Never in all their history has humanity been blessed with so much information. By the end of 2016, global IP traffic will reach 1.1 ZB per year or 88.7 EB per month. This means that in the course of a day, the average person in a Western city is said to be exposed to as much data as someone in the 15th century would encounter in their entire life.
Data Science industry paragraph. Major innovations (e.g., Hadoop, Cassandra, HBase, Pig, Hive etc) have made data products easier to build. While the tools surrounding the industry have improved, data products are unique in that they are often difficult, complex and expensive for small teams with limited funds.
To begin, we define a Data Product as a product that facilitates an end goal through the use of data. The fundamental idea in Data Mining is that you shouldn't solve the whole problem at once. Solve a simple piece that shows you whether there is interest, then build the MVP. Before you begin you must answer some questions:
- Does anyone want or need your product?
- Does the customer care?
- Is there a market fit?
- How long do we have to answer questions
Below are some methods that should help anyone create a product out of data.
Use Product Design
The point is to have a conversation with your user...
One of the biggest challenges in Data Mining is getting the data in a useful form. One way to ensure clean data is to build a user interface that helps the user, and you, in the long run. To do this you can:
- Support type-ahead
- Prompt the user with "Did you mean...?"
The point is to have a conversation with your user rather than just a form. Engage the user to help you. This makes your analysis that much easier. Doing this solves two problems. 1) You're getting the user more involved and 2) you're getting clean data.
Make Winning Easy
Back when Amazon first began, pages contained product details, reviews, price and a button to buy the item. A user had no way to do comparison shopping. The user either went to the search box or left the site and went back to Google. Amazon needed to build pages that channeled users to other relevant products. They could have built a sophisticated recommendations engine but opted for a simpler system. They built 'collaborative filters' that added "People who viewed this product also viewed" to their pages. This was huge! Now, users can do product research without leaving the site and if they don't see what they want right away, Amazon channels them to another page.

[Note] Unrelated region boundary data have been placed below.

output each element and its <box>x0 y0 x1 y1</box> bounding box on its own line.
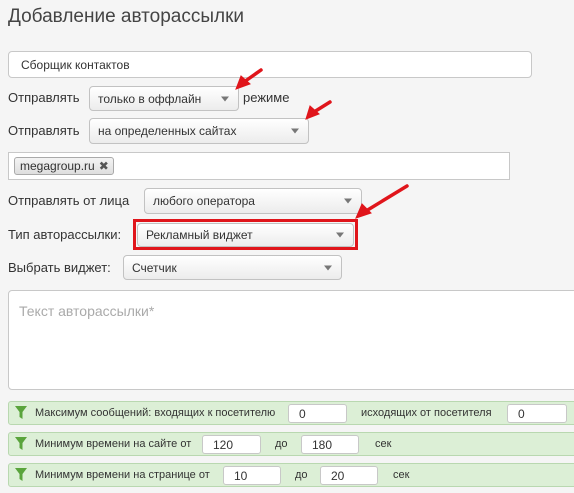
red-arrow-icon <box>235 68 409 219</box>
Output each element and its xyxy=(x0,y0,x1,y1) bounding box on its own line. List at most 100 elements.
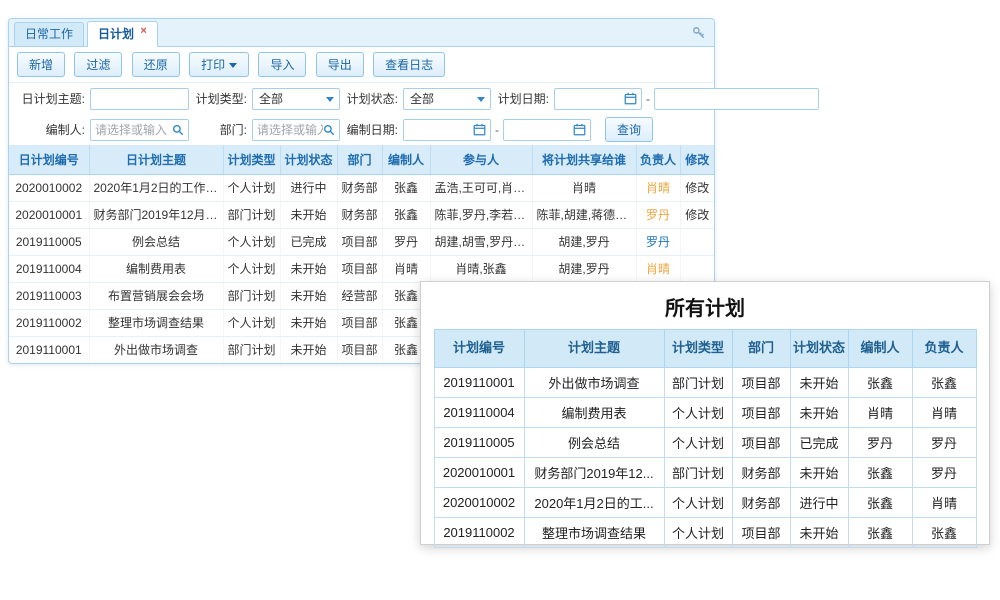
filter-button[interactable]: 过滤 xyxy=(74,52,122,77)
all-plans-dept-cell: 项目部 xyxy=(732,398,790,428)
search-icon[interactable] xyxy=(323,124,335,136)
modify-link xyxy=(680,255,714,282)
all-plans-subject-cell: 外出做市场调查 xyxy=(524,368,664,398)
plan-type-cell: 个人计划 xyxy=(223,255,280,282)
plan-owner-link[interactable]: 罗丹 xyxy=(636,228,680,255)
plan-type-cell: 部门计划 xyxy=(223,336,280,363)
plan-owner-link[interactable]: 肖晴 xyxy=(636,255,680,282)
all-plans-type-cell: 部门计划 xyxy=(664,458,732,488)
plan-participants-cell: 陈菲,罗丹,李若若,罗... xyxy=(430,201,532,228)
plan-subject-link[interactable]: 布置营销展会会场 xyxy=(89,282,223,309)
plan-dept-cell: 项目部 xyxy=(337,255,382,282)
plan-subject-link[interactable]: 例会总结 xyxy=(89,228,223,255)
all-plans-type-cell: 个人计划 xyxy=(664,488,732,518)
all-plans-status-cell: 未开始 xyxy=(790,458,848,488)
all-plans-row: 2019110001外出做市场调查部门计划项目部未开始张鑫张鑫 xyxy=(434,368,976,398)
toolbar: 新增 过滤 还原 打印 导入 导出 查看日志 xyxy=(9,47,714,83)
restore-button[interactable]: 还原 xyxy=(132,52,180,77)
column-header: 计划类型 xyxy=(664,330,732,368)
subject-filter-label: 日计划主题: xyxy=(17,90,85,107)
plan-subject-link[interactable]: 外出做市场调查 xyxy=(89,336,223,363)
plan-participants-cell: 孟浩,王可可,肖晴,张鑫 xyxy=(430,174,532,201)
plan-id-link[interactable]: 2019110002 xyxy=(9,309,89,336)
status-filter-label: 计划状态: xyxy=(340,90,398,107)
plan-id-link[interactable]: 2019110003 xyxy=(9,282,89,309)
plan-owner-link[interactable]: 肖晴 xyxy=(636,174,680,201)
all-plans-dept-cell: 财务部 xyxy=(732,488,790,518)
plan-subject-link[interactable]: 整理市场调查结果 xyxy=(89,309,223,336)
daily-plan-row: 2020010001财务部门2019年12月的...部门计划未开始财务部张鑫陈菲… xyxy=(9,201,714,228)
type-filter-select[interactable]: 全部 xyxy=(252,88,340,110)
column-header: 编制人 xyxy=(382,145,430,174)
query-button[interactable]: 查询 xyxy=(605,117,653,142)
plan-status-cell: 未开始 xyxy=(280,255,337,282)
all-plans-dept-cell: 项目部 xyxy=(732,428,790,458)
plan-id-link[interactable]: 2019110001 xyxy=(9,336,89,363)
calendar-icon[interactable] xyxy=(573,123,586,136)
date-separator: - xyxy=(646,92,650,106)
add-button[interactable]: 新增 xyxy=(17,52,65,77)
plan-date-filter-label: 计划日期: xyxy=(491,90,549,107)
plan-id-link[interactable]: 2019110005 xyxy=(9,228,89,255)
column-header: 计划主题 xyxy=(524,330,664,368)
plan-status-cell: 进行中 xyxy=(280,174,337,201)
column-header: 负责人 xyxy=(912,330,976,368)
dept-filter-input[interactable] xyxy=(257,123,323,137)
plan-status-cell: 未开始 xyxy=(280,201,337,228)
plan-id-link[interactable]: 2020010002 xyxy=(9,174,89,201)
search-icon[interactable] xyxy=(172,124,184,136)
plan-author-cell: 张鑫 xyxy=(382,201,430,228)
author-filter-field[interactable] xyxy=(90,119,189,141)
plan-id-link[interactable]: 2020010001 xyxy=(9,201,89,228)
print-button-label: 打印 xyxy=(201,58,225,72)
close-tab-icon[interactable]: × xyxy=(140,25,146,37)
column-header: 计划状态 xyxy=(280,145,337,174)
plan-date-to-input[interactable] xyxy=(659,92,814,106)
compile-date-to-field[interactable] xyxy=(503,119,591,141)
column-header: 日计划编号 xyxy=(9,145,89,174)
view-log-button[interactable]: 查看日志 xyxy=(373,52,445,77)
plan-date-from-input[interactable] xyxy=(559,92,624,106)
subject-filter-input[interactable] xyxy=(90,88,189,110)
tab-daily-plan[interactable]: 日计划 × xyxy=(87,21,158,47)
plan-subject-link[interactable]: 2020年1月2日的工作日... xyxy=(89,174,223,201)
chevron-down-icon xyxy=(229,63,237,68)
calendar-icon[interactable] xyxy=(473,123,486,136)
plan-owner-link[interactable]: 罗丹 xyxy=(636,201,680,228)
all-plans-subject-cell: 2020年1月2日的工... xyxy=(524,488,664,518)
all-plans-id-cell: 2019110001 xyxy=(434,368,524,398)
tab-label: 日常工作 xyxy=(25,27,73,41)
plan-date-from-field[interactable] xyxy=(554,88,642,110)
author-filter-input[interactable] xyxy=(95,123,172,137)
plan-status-cell: 已完成 xyxy=(280,228,337,255)
export-button[interactable]: 导出 xyxy=(316,52,364,77)
compile-date-from-input[interactable] xyxy=(408,123,473,137)
plan-status-cell: 未开始 xyxy=(280,336,337,363)
column-header: 负责人 xyxy=(636,145,680,174)
dept-filter-field[interactable] xyxy=(252,119,340,141)
calendar-icon[interactable] xyxy=(624,92,637,105)
compile-date-from-field[interactable] xyxy=(403,119,491,141)
plan-subject-link[interactable]: 财务部门2019年12月的... xyxy=(89,201,223,228)
plan-subject-link[interactable]: 编制费用表 xyxy=(89,255,223,282)
all-plans-author-cell: 张鑫 xyxy=(848,518,912,548)
column-header: 计划状态 xyxy=(790,330,848,368)
print-button[interactable]: 打印 xyxy=(189,52,249,77)
all-plans-status-cell: 未开始 xyxy=(790,398,848,428)
status-filter-select[interactable]: 全部 xyxy=(403,88,491,110)
key-icon[interactable] xyxy=(692,26,706,43)
column-header: 将计划共享给谁 xyxy=(532,145,636,174)
import-button[interactable]: 导入 xyxy=(258,52,306,77)
all-plans-status-cell: 未开始 xyxy=(790,368,848,398)
all-plans-dept-cell: 财务部 xyxy=(732,458,790,488)
compile-date-to-input[interactable] xyxy=(508,123,573,137)
plan-date-to-field[interactable] xyxy=(654,88,819,110)
modify-link[interactable]: 修改 xyxy=(680,201,714,228)
all-plans-type-cell: 个人计划 xyxy=(664,398,732,428)
modify-link xyxy=(680,228,714,255)
plan-id-link[interactable]: 2019110004 xyxy=(9,255,89,282)
modify-link[interactable]: 修改 xyxy=(680,174,714,201)
all-plans-author-cell: 张鑫 xyxy=(848,458,912,488)
all-plans-status-cell: 已完成 xyxy=(790,428,848,458)
tab-daily-work[interactable]: 日常工作 xyxy=(14,22,84,46)
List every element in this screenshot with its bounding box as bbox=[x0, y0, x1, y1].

Collaborative filters is a great example of starting with a simple product that becomes more complex, once you know it works. As you begin to scale, you have to track the data for all purchases, then build the data stores to hold the data, then a processing layer, then developing processes to update the data
Create a Product for the Real World
When you go into a store to buy something, you might look at prices and or reviews. Most likely you'll look at similar products near by. By adding a collaborative filter, Amazon built this experience into their web page. They crafted their digital product based off every day experiences centered around buying a product in the real world.

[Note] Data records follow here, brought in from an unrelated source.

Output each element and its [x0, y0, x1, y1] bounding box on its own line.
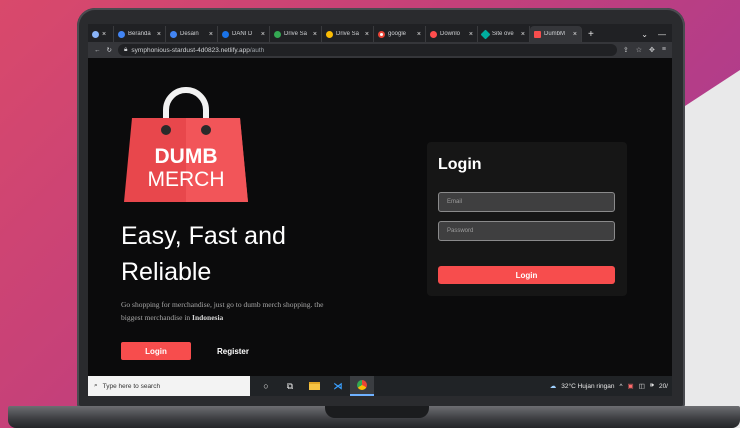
- speaker-icon[interactable]: 🕪︎: [650, 382, 654, 390]
- address-bar-actions: ⇪ ☆ ✥ ≡: [623, 46, 666, 54]
- browser-tab[interactable]: Site ove ×: [478, 26, 530, 42]
- lock-icon: 🔒︎: [123, 46, 128, 53]
- tab-favicon-icon: [430, 30, 437, 38]
- tab-title: Downlo: [440, 31, 461, 37]
- search-icon: ⌕: [94, 382, 98, 389]
- laptop-screen: × Beranda × Desain × DANI D × Drive Sa ×…: [88, 24, 672, 396]
- email-field[interactable]: Email: [438, 192, 615, 212]
- url-input[interactable]: 🔒︎ symphonious-stardust-4d0823.netlify.a…: [117, 44, 617, 56]
- cortana-icon[interactable]: ○: [254, 376, 278, 396]
- tab-favicon-icon: [222, 30, 229, 38]
- taskbar-search-input[interactable]: ⌕ Type here to search: [88, 376, 250, 396]
- tab-favicon-icon: [326, 30, 333, 38]
- clock[interactable]: 20/: [659, 383, 668, 390]
- login-submit-button[interactable]: Login: [438, 266, 615, 284]
- weather-icon: ☁: [549, 383, 557, 390]
- weather-text[interactable]: 32°C Hujan ringan: [561, 383, 614, 390]
- tray-app-icon[interactable]: ▣: [628, 382, 634, 390]
- chevron-up-icon[interactable]: ^: [619, 383, 622, 390]
- url-path: /auth: [249, 46, 265, 54]
- browser-tab[interactable]: Downlo ×: [426, 26, 478, 42]
- page-content: DUMB MERCH Easy, Fast and Reliable Go sh…: [88, 58, 672, 376]
- chrome-icon[interactable]: [350, 376, 374, 396]
- tab-close-icon[interactable]: ×: [521, 31, 525, 38]
- tab-favicon-icon: [534, 30, 541, 38]
- tab-title: Site ove: [492, 31, 514, 37]
- file-explorer-icon[interactable]: [302, 376, 326, 396]
- login-card-title: Login: [438, 156, 482, 173]
- tab-close-icon[interactable]: ×: [365, 31, 369, 38]
- browser-tab-active[interactable]: DumbM ×: [530, 26, 582, 42]
- tab-title: DumbM: [544, 31, 566, 37]
- network-icon[interactable]: ◫: [639, 382, 645, 390]
- tab-close-icon[interactable]: ×: [102, 31, 106, 38]
- tab-close-icon[interactable]: ×: [261, 31, 265, 38]
- share-icon[interactable]: ⇪: [623, 46, 629, 54]
- tab-close-icon[interactable]: ×: [209, 31, 213, 38]
- chevron-down-icon[interactable]: ⌄: [641, 30, 648, 39]
- browser-tab[interactable]: DANI D ×: [218, 26, 270, 42]
- tab-close-icon[interactable]: ×: [469, 31, 473, 38]
- tab-title: Beranda: [128, 31, 151, 37]
- tab-close-icon[interactable]: ×: [313, 31, 317, 38]
- window-controls: ⌄ —: [641, 26, 672, 42]
- extensions-icon[interactable]: ✥: [649, 46, 655, 54]
- tab-title: Drive Sa: [284, 31, 308, 37]
- logo-line1: DUMB: [155, 145, 218, 168]
- browser-tab[interactable]: ×: [88, 26, 114, 42]
- tab-favicon-icon: [274, 30, 281, 38]
- browser-tab[interactable]: google ×: [374, 26, 426, 42]
- bookmark-star-icon[interactable]: ☆: [636, 46, 642, 54]
- url-domain: symphonious-stardust-4d0823.netlify.app: [131, 46, 250, 54]
- browser-tab[interactable]: Beranda ×: [114, 26, 166, 42]
- tab-close-icon[interactable]: ×: [417, 31, 421, 38]
- register-button[interactable]: Register: [208, 342, 258, 360]
- tab-close-icon[interactable]: ×: [573, 31, 577, 38]
- taskbar-apps: ○ ⧉ ⋊: [254, 376, 374, 396]
- system-tray: ☁ 32°C Hujan ringan ^ ▣ ◫ 🕪︎ 20/: [550, 382, 672, 390]
- new-tab-button[interactable]: +: [582, 26, 600, 42]
- browser-tab-strip: × Beranda × Desain × DANI D × Drive Sa ×…: [88, 24, 672, 42]
- login-button[interactable]: Login: [121, 342, 191, 360]
- browser-tab[interactable]: Drive Sa ×: [322, 26, 374, 42]
- vscode-icon[interactable]: ⋊: [326, 376, 350, 396]
- tab-favicon-icon: [480, 29, 491, 39]
- reload-icon[interactable]: ↻: [107, 46, 112, 54]
- task-view-icon[interactable]: ⧉: [278, 376, 302, 396]
- tab-favicon-icon: [92, 30, 99, 38]
- logo-line2: MERCH: [148, 168, 225, 191]
- minimize-icon[interactable]: —: [658, 30, 666, 39]
- address-bar: ← ↻ 🔒︎ symphonious-stardust-4d0823.netli…: [88, 42, 672, 58]
- dumbmerch-logo: DUMB MERCH: [124, 87, 248, 202]
- reading-list-icon[interactable]: ≡: [662, 46, 666, 54]
- tab-close-icon[interactable]: ×: [157, 31, 161, 38]
- tab-title: Drive Sa: [336, 31, 360, 37]
- tab-title: DANI D: [232, 31, 253, 37]
- tab-favicon-icon: [118, 30, 125, 38]
- login-card: Login Email Password Login: [427, 142, 627, 296]
- hero-subtitle-bold: Indonesia: [192, 313, 224, 322]
- laptop-base-notch: [325, 406, 429, 418]
- browser-tab[interactable]: Desain ×: [166, 26, 218, 42]
- password-field[interactable]: Password: [438, 221, 615, 241]
- hero-subtitle: Go shopping for merchandise, just go to …: [121, 298, 326, 324]
- taskbar-search-placeholder: Type here to search: [102, 382, 161, 390]
- browser-tab[interactable]: Drive Sa ×: [270, 26, 322, 42]
- hero-title: Easy, Fast and Reliable: [121, 222, 286, 286]
- tab-favicon-icon: [170, 30, 177, 38]
- tab-title: Desain: [180, 31, 199, 37]
- windows-taskbar: ⌕ Type here to search ○ ⧉ ⋊ ☁ 32°C Hujan…: [88, 376, 672, 396]
- back-icon[interactable]: ←: [94, 47, 101, 54]
- tab-title: google: [388, 31, 407, 37]
- tab-favicon-icon: [378, 30, 385, 38]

Lightweight testing by creating for a small section of the larger problem will give you the flexibility to add limitations and constraints based off real world problems.
Give Data Back to the User to Create Additional Value
Give data back to the user and you can create both revenue and engagement. Users are no longer the customer, they are the product. They are 'data generators' that either assist in ad targeting or are sold to the highest bidder, or both. Giving data back to the user shows them that you're on their side and engagement should increase. With added engagement, you can test and analyze data and gain new insights and continue this cycle until your engagement tapers off.
How do you give data back to the user? Some examples are LinkedIn's product called "Who's Viewed Your Profile." This product lists the people who've viewed your profile. The data is timely and actionable and most importantly addictive. Mint studies your credit card transactions to help you understand expenses and income and compare them to others in your demographic.